Приближает нас к упомянутым зарубежным практикам предмиграционная подготовка иностранных работников, которая начинает развиваться в бывших советских республиках, например, в Узбекистане. Там создаются учебные центры для трудовых мигрантов. Оттуда теперь приезжает больше квалифицированных рабочих, например, сварщиков. По идее, такие центры могут связывать работников с нанимателями без посредников.

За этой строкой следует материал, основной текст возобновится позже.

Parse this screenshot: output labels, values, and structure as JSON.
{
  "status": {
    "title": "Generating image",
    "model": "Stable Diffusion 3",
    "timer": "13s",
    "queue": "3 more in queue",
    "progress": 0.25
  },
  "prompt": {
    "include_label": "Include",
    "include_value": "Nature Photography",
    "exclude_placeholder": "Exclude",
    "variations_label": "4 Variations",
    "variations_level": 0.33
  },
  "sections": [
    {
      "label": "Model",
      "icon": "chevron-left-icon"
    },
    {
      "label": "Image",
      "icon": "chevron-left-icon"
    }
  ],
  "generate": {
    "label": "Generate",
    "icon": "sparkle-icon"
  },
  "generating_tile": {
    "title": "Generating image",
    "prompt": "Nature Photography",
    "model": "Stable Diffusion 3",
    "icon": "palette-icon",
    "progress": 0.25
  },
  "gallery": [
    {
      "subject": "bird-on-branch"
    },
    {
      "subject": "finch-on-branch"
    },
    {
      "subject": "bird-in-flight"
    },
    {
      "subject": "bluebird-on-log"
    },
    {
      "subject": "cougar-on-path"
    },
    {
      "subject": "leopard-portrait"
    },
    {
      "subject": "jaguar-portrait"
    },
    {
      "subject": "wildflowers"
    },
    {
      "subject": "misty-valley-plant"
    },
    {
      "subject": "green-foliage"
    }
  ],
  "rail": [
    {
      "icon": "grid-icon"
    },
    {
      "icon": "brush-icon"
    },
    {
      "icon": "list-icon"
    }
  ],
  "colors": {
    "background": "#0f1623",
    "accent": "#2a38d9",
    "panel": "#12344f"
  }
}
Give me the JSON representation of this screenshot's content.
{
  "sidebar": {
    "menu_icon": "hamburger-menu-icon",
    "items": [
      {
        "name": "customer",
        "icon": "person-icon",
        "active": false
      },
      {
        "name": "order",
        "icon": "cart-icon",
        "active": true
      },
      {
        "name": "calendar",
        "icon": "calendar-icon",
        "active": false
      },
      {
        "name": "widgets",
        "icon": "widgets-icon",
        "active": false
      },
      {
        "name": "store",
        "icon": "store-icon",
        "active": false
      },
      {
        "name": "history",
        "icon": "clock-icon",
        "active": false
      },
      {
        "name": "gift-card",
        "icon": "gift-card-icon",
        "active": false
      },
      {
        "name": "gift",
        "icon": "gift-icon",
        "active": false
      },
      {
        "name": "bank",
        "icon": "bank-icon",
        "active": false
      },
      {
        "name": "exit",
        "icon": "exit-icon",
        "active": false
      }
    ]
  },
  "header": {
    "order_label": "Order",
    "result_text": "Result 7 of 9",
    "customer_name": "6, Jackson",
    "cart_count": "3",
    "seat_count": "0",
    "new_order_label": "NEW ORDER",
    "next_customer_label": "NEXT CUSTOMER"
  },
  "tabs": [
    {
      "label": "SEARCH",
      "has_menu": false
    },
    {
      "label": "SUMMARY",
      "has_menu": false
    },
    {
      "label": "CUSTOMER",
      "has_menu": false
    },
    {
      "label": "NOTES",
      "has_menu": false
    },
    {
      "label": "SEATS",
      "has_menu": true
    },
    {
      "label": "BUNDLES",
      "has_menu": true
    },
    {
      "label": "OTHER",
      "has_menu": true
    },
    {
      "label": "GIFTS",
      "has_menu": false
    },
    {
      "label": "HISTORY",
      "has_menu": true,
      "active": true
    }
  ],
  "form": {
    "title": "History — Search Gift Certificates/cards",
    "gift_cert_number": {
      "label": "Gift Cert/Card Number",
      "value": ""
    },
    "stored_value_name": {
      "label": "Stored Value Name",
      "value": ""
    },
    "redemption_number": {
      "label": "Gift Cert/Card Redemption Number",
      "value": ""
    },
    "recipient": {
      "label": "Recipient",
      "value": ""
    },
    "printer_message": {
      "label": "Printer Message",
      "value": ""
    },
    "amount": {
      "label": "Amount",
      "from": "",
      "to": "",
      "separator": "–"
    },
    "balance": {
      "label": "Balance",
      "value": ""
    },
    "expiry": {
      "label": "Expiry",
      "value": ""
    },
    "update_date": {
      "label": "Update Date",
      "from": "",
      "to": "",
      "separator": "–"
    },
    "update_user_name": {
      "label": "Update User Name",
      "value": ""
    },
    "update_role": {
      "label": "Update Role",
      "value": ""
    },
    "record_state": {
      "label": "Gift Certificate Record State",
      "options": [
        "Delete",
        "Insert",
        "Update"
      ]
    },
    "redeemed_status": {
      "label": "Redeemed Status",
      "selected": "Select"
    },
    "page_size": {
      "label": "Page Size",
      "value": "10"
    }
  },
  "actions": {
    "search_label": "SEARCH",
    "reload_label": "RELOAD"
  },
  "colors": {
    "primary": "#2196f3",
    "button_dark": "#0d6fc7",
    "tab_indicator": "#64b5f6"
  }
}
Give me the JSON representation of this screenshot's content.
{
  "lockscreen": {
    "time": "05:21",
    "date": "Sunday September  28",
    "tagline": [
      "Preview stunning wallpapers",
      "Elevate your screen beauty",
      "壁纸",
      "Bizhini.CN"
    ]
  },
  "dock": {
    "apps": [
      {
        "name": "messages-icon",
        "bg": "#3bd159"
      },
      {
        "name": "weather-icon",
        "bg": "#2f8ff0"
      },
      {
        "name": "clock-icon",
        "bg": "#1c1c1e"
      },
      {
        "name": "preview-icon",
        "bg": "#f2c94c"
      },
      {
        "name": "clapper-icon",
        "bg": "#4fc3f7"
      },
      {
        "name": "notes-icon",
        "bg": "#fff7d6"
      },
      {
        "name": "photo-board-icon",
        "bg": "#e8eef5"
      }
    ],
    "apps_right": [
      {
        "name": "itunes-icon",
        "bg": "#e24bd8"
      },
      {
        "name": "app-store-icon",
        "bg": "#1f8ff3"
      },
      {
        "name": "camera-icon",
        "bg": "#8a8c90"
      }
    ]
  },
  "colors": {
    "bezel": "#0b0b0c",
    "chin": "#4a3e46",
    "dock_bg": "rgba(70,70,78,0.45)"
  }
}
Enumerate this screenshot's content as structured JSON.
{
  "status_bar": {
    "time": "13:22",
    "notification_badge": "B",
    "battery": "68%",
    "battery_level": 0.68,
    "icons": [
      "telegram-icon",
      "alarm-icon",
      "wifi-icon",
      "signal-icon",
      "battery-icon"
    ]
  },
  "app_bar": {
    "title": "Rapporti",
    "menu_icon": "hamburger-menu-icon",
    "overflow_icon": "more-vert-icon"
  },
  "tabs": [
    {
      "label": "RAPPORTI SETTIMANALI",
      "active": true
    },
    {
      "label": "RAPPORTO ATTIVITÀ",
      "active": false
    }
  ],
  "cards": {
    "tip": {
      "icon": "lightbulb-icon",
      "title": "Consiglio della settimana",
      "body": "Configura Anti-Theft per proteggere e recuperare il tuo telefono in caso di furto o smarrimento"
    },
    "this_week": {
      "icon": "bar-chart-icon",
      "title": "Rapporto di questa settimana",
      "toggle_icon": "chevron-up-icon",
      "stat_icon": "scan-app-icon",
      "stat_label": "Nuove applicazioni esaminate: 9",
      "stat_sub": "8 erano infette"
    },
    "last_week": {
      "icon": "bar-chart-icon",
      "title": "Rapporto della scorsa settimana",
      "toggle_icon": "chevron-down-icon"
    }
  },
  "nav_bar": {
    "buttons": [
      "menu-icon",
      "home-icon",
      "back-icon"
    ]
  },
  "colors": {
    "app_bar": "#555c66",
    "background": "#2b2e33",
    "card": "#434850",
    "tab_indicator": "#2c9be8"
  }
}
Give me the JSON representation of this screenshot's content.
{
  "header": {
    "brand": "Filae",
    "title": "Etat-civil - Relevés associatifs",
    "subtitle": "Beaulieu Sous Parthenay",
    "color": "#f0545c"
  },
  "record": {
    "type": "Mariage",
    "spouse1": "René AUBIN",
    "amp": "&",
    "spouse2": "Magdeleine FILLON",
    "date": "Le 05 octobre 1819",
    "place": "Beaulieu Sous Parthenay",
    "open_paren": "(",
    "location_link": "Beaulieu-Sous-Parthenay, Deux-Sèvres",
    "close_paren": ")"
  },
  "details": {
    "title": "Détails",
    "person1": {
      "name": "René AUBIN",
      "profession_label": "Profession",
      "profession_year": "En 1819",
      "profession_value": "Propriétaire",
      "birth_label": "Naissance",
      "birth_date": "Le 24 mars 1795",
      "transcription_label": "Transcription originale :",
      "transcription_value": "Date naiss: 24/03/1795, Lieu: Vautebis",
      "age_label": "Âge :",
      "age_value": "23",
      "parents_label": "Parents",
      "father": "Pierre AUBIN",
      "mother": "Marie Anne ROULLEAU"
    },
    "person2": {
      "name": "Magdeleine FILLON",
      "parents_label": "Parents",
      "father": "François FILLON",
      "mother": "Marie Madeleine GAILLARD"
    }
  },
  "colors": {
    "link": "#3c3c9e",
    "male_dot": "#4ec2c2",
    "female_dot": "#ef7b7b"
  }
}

Что касается привлечения постоянных мигрантов, то здесь пора говорить не только о четких критериях отбора, но о большей открытости страны для потенциальных мигрантов из разных стран. Сейчас переехать в Россию на длительный срок, например, образованному индийцу сложно, а ведь именно индийцев много среди программистов в США или врачей в Великобритании. В этом плане России пора перестать ограничиваться бывшим СССР. Штаты, Канада, Великобритания стремятся снимать сливки с трудовых ресурсов других стран, накапливают человеческий капитал. В мире идет жесткая конкуренция за умы, и России тоже нужно в ней участвовать.
Так что в наших силах сделать так, чтобы миграция была цивилизованной и выгодной обеим сторонам. Ведь от миграции как явления нам – а также и всем развитым странам, от Франции до Японии – в силу идущих демографических изменений никуда не деться.